El fiscal general de Texas, Ken Paxton, ha iniciado una apelación legal ante un tribunal para que la Ley SB-4 se implemente en su totalidad, tras la suspensión de partes de esta normativa por un juez federal. Paxton también solicita que se levante la suspensión del fallo mientras se resuelve la apelación.
En declaraciones al Heraldo de Juárez, el fiscal general expresó su compromiso con respetar la soberanía texana y enmarcó la ley como herramienta clave para combatir la entrada irregular de migrantes. La Ley SB-4, aprobada en 2023, tipifica el cruce ilegal de la frontera entre México y Texas como un delito estatal y permite la detención de personas sospechosas de ingresar de forma no regulada.
La suspensión de varias secciones de la ley fue impuesta por el juez federal de distrito David Alan Ezra, quien argumentó que ciertas disposiciones sobrepasan las competencias del gobierno estatal. Su resolución destaca la inverosimilitud de permitir que los 50 estados diseñen y apliquen sus políticas migratorias, creando un ambiente de confusión y desacuerdo.

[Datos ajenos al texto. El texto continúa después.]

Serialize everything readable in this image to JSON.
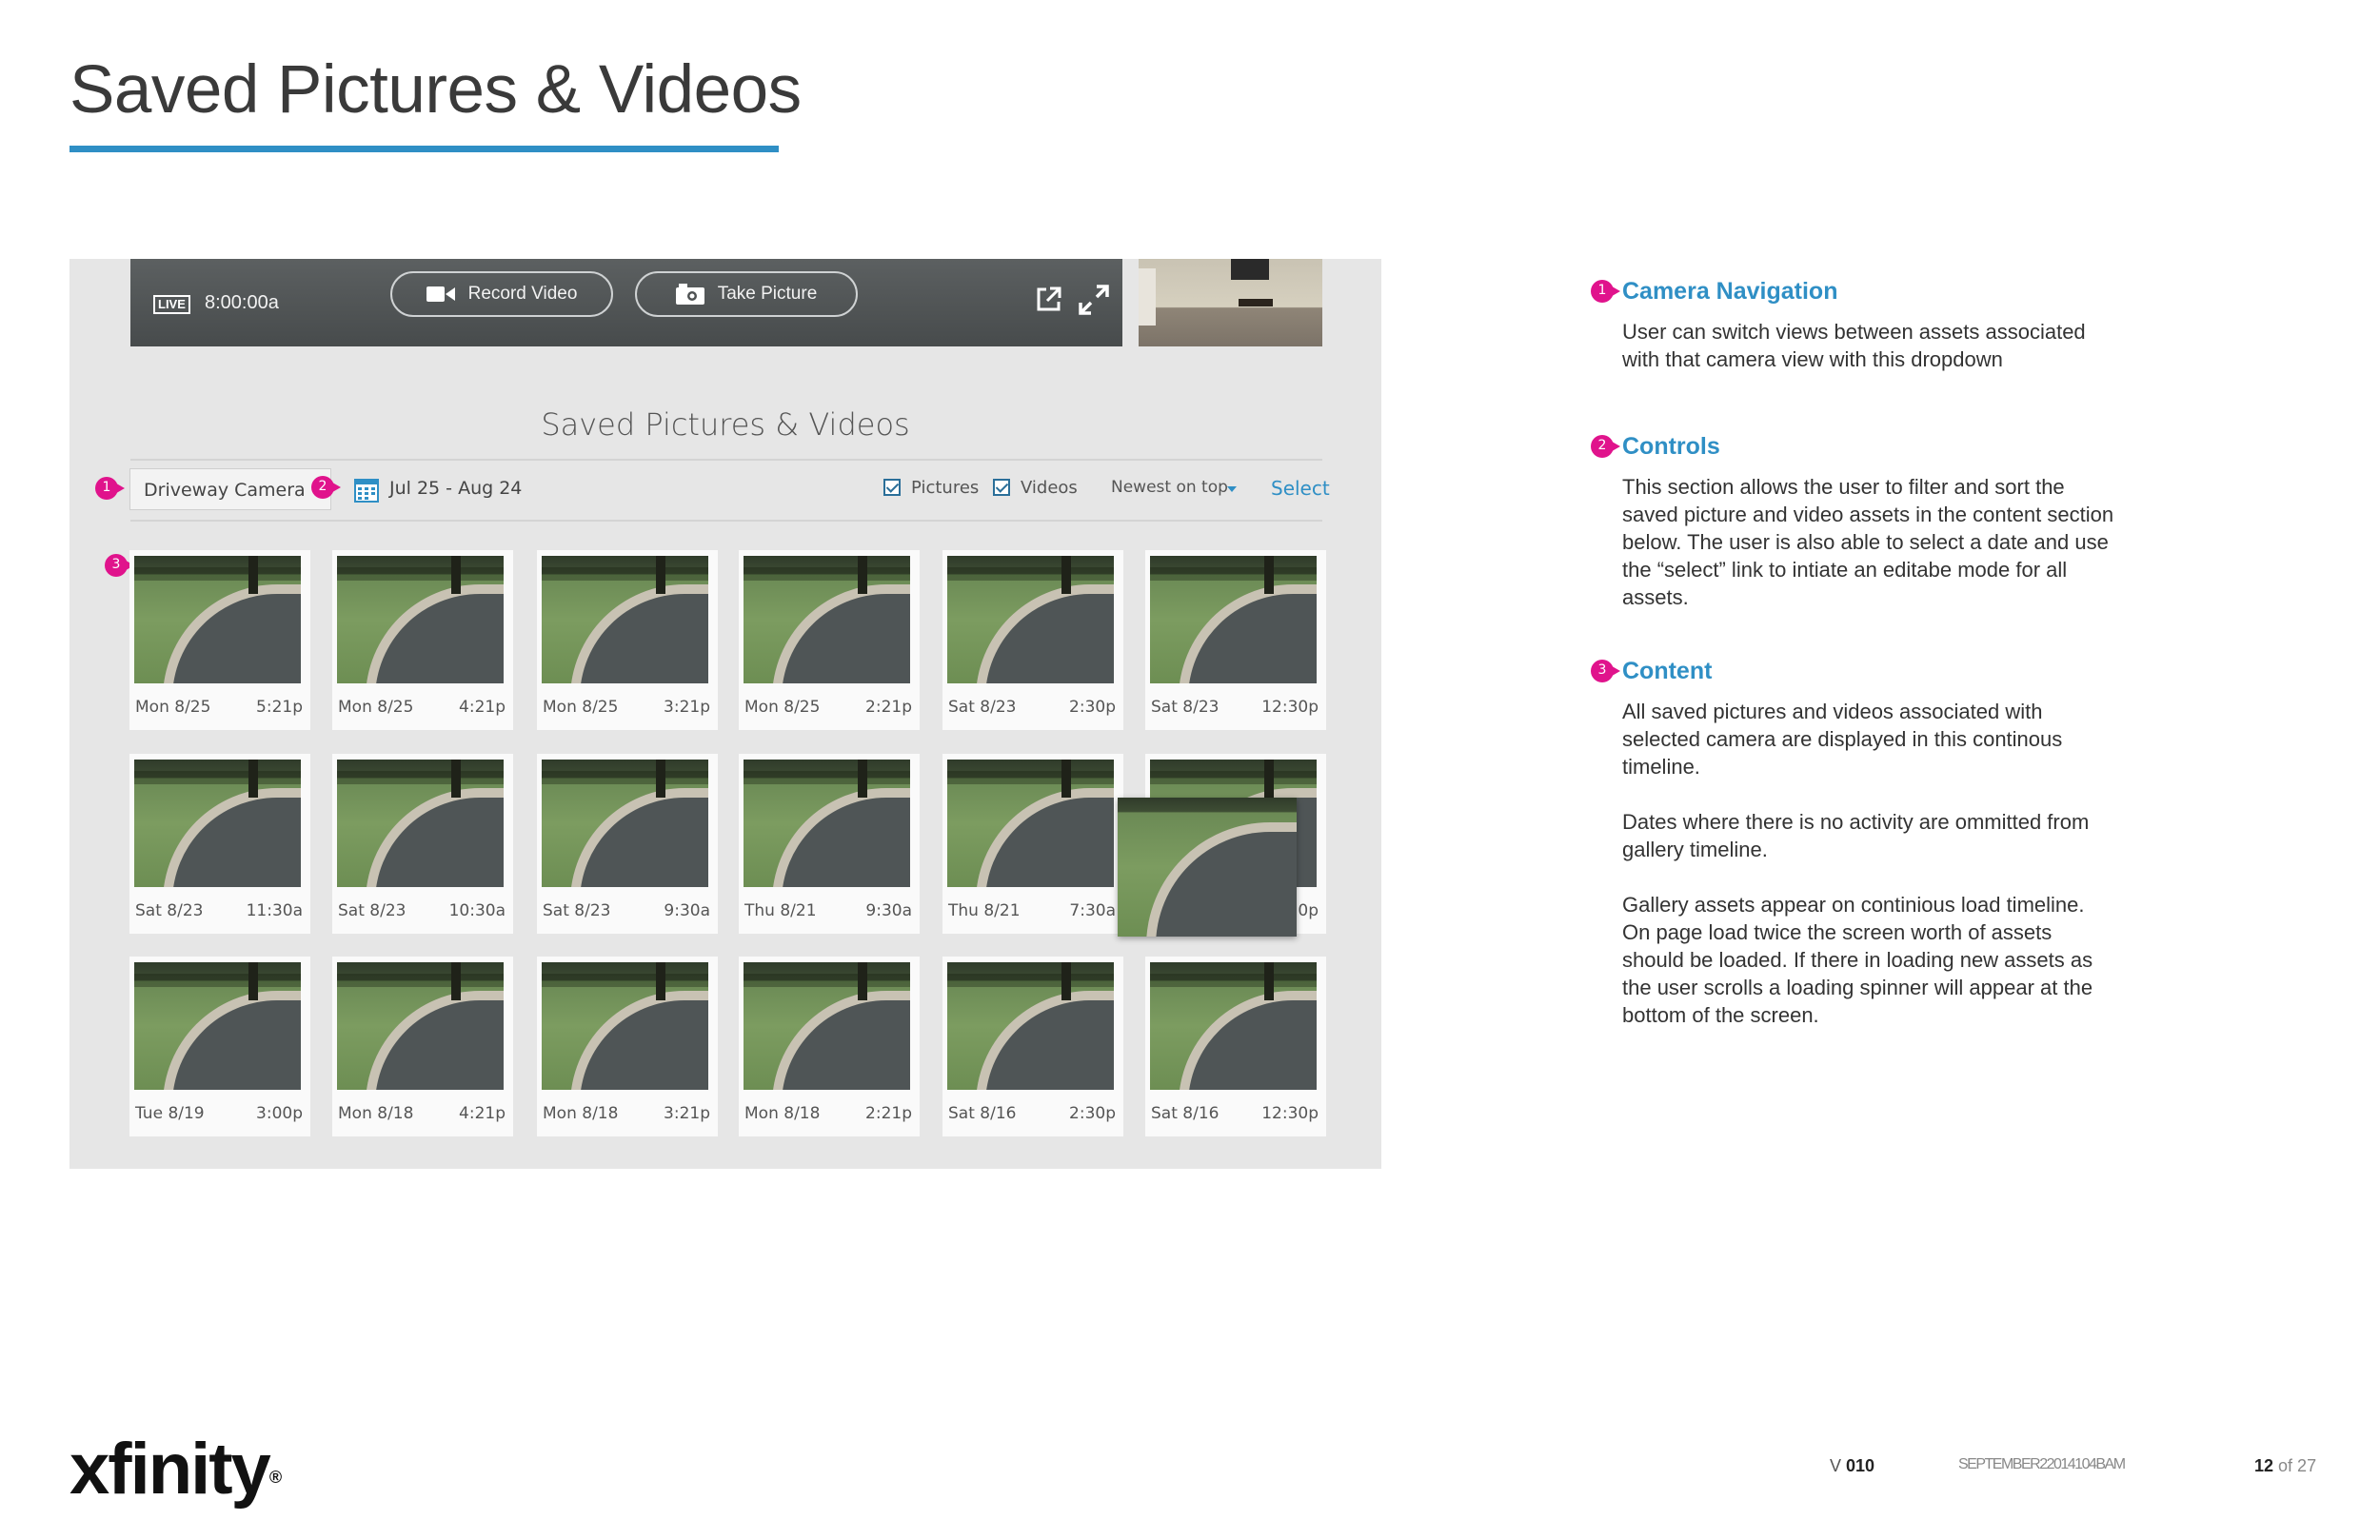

Este caso se convierte en un punto focal de confrontación entre las autoridades texanas y las federales en relación con el control migratorio. Grupos de derechos civiles, como la American Civil Liberties Union (ACLU), han cuestionado la constitucionalidad de la ley. La ACLU argumenta que podría fomentar el perfilamiento racial y no establece excepciones claras para aquellos con procesos migratorios pendientes.
El juez Ezra bloqueó partes cruciales de la ley, incluyendo la penalización de reingresos legales y las órdenes de deportación emitidas por jueces estatales. Aunque la disposición sobre ingresos irregulares sigue activa, el juez sugiere que puede enfrentar problemas constitucionales similares a los demás aspectos de la normativa.